La administración Trump es hoy el principal motor político de esa lógica, al apostar por la libertad total de modernizar y ampliar su arsenal, por ligar cualquier conversación a otras disputas (Ucrania, OTAN, China) y por deslegitimar el papel moderador de la ONU y del multilateralismo. Pero sería un error convertirla en chivo expiatorio único. Moscú lleva años vaciando de contenido los tratados; Pekín, por su parte, ha duplicado su arsenal hasta situarlo en torno a las 600 ojivas, despliega nuevos campos de silos y desarrolla capacidades nucleares terrestres, navales y aéreas sin someterse jamás a un régimen efectivo de control ante terceros. Ese poder lo proyecta sobre todo en el Pacífico y en torno a Taiwán, donde aplica una clara intimidación. La retirada de EE.UU. del Tratado antimisiles ABM, la muerte del INF (sobre armas de alcance medio), la salida de Corea del Norte del Tratado de No Proliferación (TNP) o la ambigüedad israelí acreditan que el modelo lleva años deshilachándose. El resultado es un tablero en el que nueve potencias nucleares –algunas fuera del TNP, otras vaciándolo de su espíritu– compiten en modernización y alcance sin un paraguas regulador eficaz.
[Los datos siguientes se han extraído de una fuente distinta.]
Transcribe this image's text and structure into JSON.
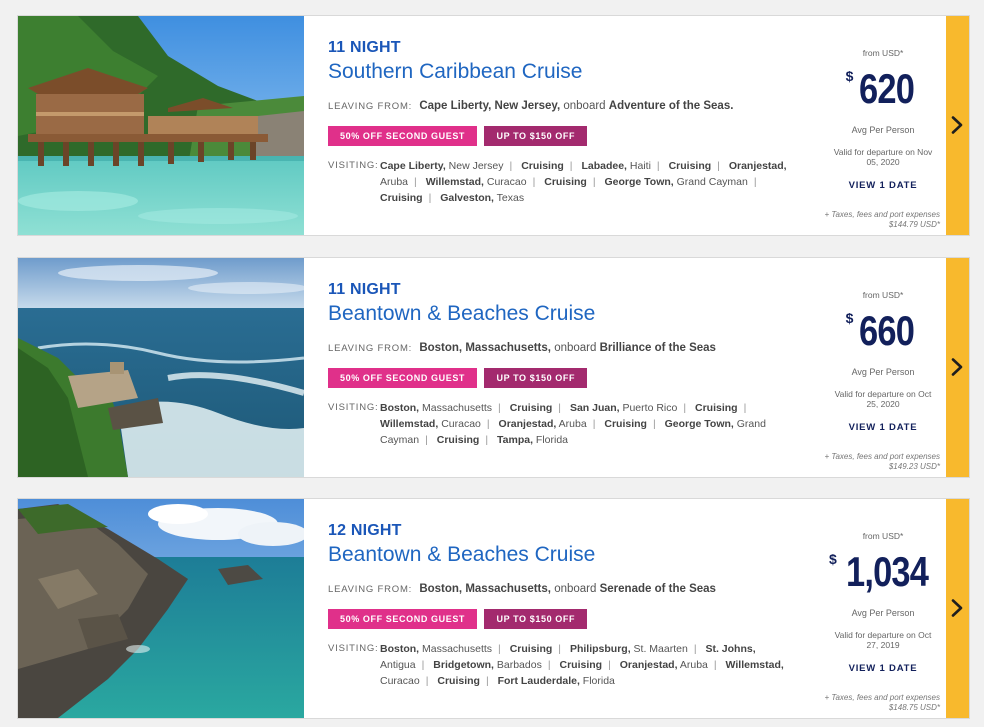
{
  "cards": [
    {
      "nights": "11 NIGHT",
      "title": "Southern Caribbean Cruise",
      "leaving_label": "LEAVING FROM:",
      "leaving_port": "Cape Liberty, New Jersey,",
      "onboard_text": "onboard",
      "ship": "Adventure of the Seas.",
      "badge1": "50% OFF SECOND GUEST",
      "badge2": "UP TO $150 OFF",
      "visiting_label": "VISITING:",
      "ports": [
        {
          "name": "Cape Liberty,",
          "region": "New Jersey"
        },
        {
          "name": "Cruising",
          "region": ""
        },
        {
          "name": "Labadee,",
          "region": "Haiti"
        },
        {
          "name": "Cruising",
          "region": ""
        },
        {
          "name": "Oranjestad,",
          "region": "Aruba"
        },
        {
          "name": "Willemstad,",
          "region": "Curacao"
        },
        {
          "name": "Cruising",
          "region": ""
        },
        {
          "name": "George Town,",
          "region": "Grand Cayman"
        },
        {
          "name": "Cruising",
          "region": ""
        },
        {
          "name": "Galveston,",
          "region": "Texas"
        }
      ],
      "from_text": "from USD*",
      "currency_symbol": "$",
      "price": "620",
      "avg_text": "Avg Per Person",
      "valid_text": "Valid for departure on Nov 05, 2020",
      "view_text": "VIEW 1 DATE",
      "taxes_text": "+ Taxes, fees and port expenses $144.79 USD*"
    },
    {
      "nights": "11 NIGHT",
      "title": "Beantown & Beaches Cruise",
      "leaving_label": "LEAVING FROM:",
      "leaving_port": "Boston, Massachusetts,",
      "onboard_text": "onboard",
      "ship": "Brilliance of the Seas",
      "badge1": "50% OFF SECOND GUEST",
      "badge2": "UP TO $150 OFF",
      "visiting_label": "VISITING:",
      "ports": [
        {
          "name": "Boston,",
          "region": "Massachusetts"
        },
        {
          "name": "Cruising",
          "region": ""
        },
        {
          "name": "San Juan,",
          "region": "Puerto Rico"
        },
        {
          "name": "Cruising",
          "region": ""
        },
        {
          "name": "Willemstad,",
          "region": "Curacao"
        },
        {
          "name": "Oranjestad,",
          "region": "Aruba"
        },
        {
          "name": "Cruising",
          "region": ""
        },
        {
          "name": "George Town,",
          "region": "Grand Cayman"
        },
        {
          "name": "Cruising",
          "region": ""
        },
        {
          "name": "Tampa,",
          "region": "Florida"
        }
      ],
      "from_text": "from USD*",
      "currency_symbol": "$",
      "price": "660",
      "avg_text": "Avg Per Person",
      "valid_text": "Valid for departure on Oct 25, 2020",
      "view_text": "VIEW 1 DATE",
      "taxes_text": "+ Taxes, fees and port expenses $149.23 USD*"
    },
    {
      "nights": "12 NIGHT",
      "title": "Beantown & Beaches Cruise",
      "leaving_label": "LEAVING FROM:",
      "leaving_port": "Boston, Massachusetts,",
      "onboard_text": "onboard",
      "ship": "Serenade of the Seas",
      "badge1": "50% OFF SECOND GUEST",
      "badge2": "UP TO $150 OFF",
      "visiting_label": "VISITING:",
      "ports": [
        {
          "name": "Boston,",
          "region": "Massachusetts"
        },
        {
          "name": "Cruising",
          "region": ""
        },
        {
          "name": "Philipsburg,",
          "region": "St. Maarten"
        },
        {
          "name": "St. Johns,",
          "region": "Antigua"
        },
        {
          "name": "Bridgetown,",
          "region": "Barbados"
        },
        {
          "name": "Cruising",
          "region": ""
        },
        {
          "name": "Oranjestad,",
          "region": "Aruba"
        },
        {
          "name": "Willemstad,",
          "region": "Curacao"
        },
        {
          "name": "Cruising",
          "region": ""
        },
        {
          "name": "Fort Lauderdale,",
          "region": "Florida"
        }
      ],
      "from_text": "from USD*",
      "currency_symbol": "$",
      "price": "1,034",
      "avg_text": "Avg Per Person",
      "valid_text": "Valid for departure on Oct 27, 2019",
      "view_text": "VIEW 1 DATE",
      "taxes_text": "+ Taxes, fees and port expenses $148.75 USD*"
    }
  ],
  "colors": {
    "title_blue": "#1f66c1",
    "badge_pink": "#e0308a",
    "badge_plum": "#a32a6e",
    "price_navy": "#12205b",
    "tab_yellow": "#f8b92d"
  },
  "icons": {
    "tab_arrow": "chevron-right-icon"
  }
}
Asistimos a otro golpe a la diplomacia multilateral. Si el control nuclear deja de regirse por reglas para volver a regirse solo por capacidades, el “equilibrio del terror” de la Guerra Fría mutará en una desordenada carrera a tres bandas -Estados Unidos, Rusia y China- con más actores alrededor y menos frenos. Renunciar a los compromisos de desarme no es solo un retroceso jurídico; es, sobre todo, una renuncia a la idea de que la seguridad global puede construirse desde el Derecho y no desde la amenaza.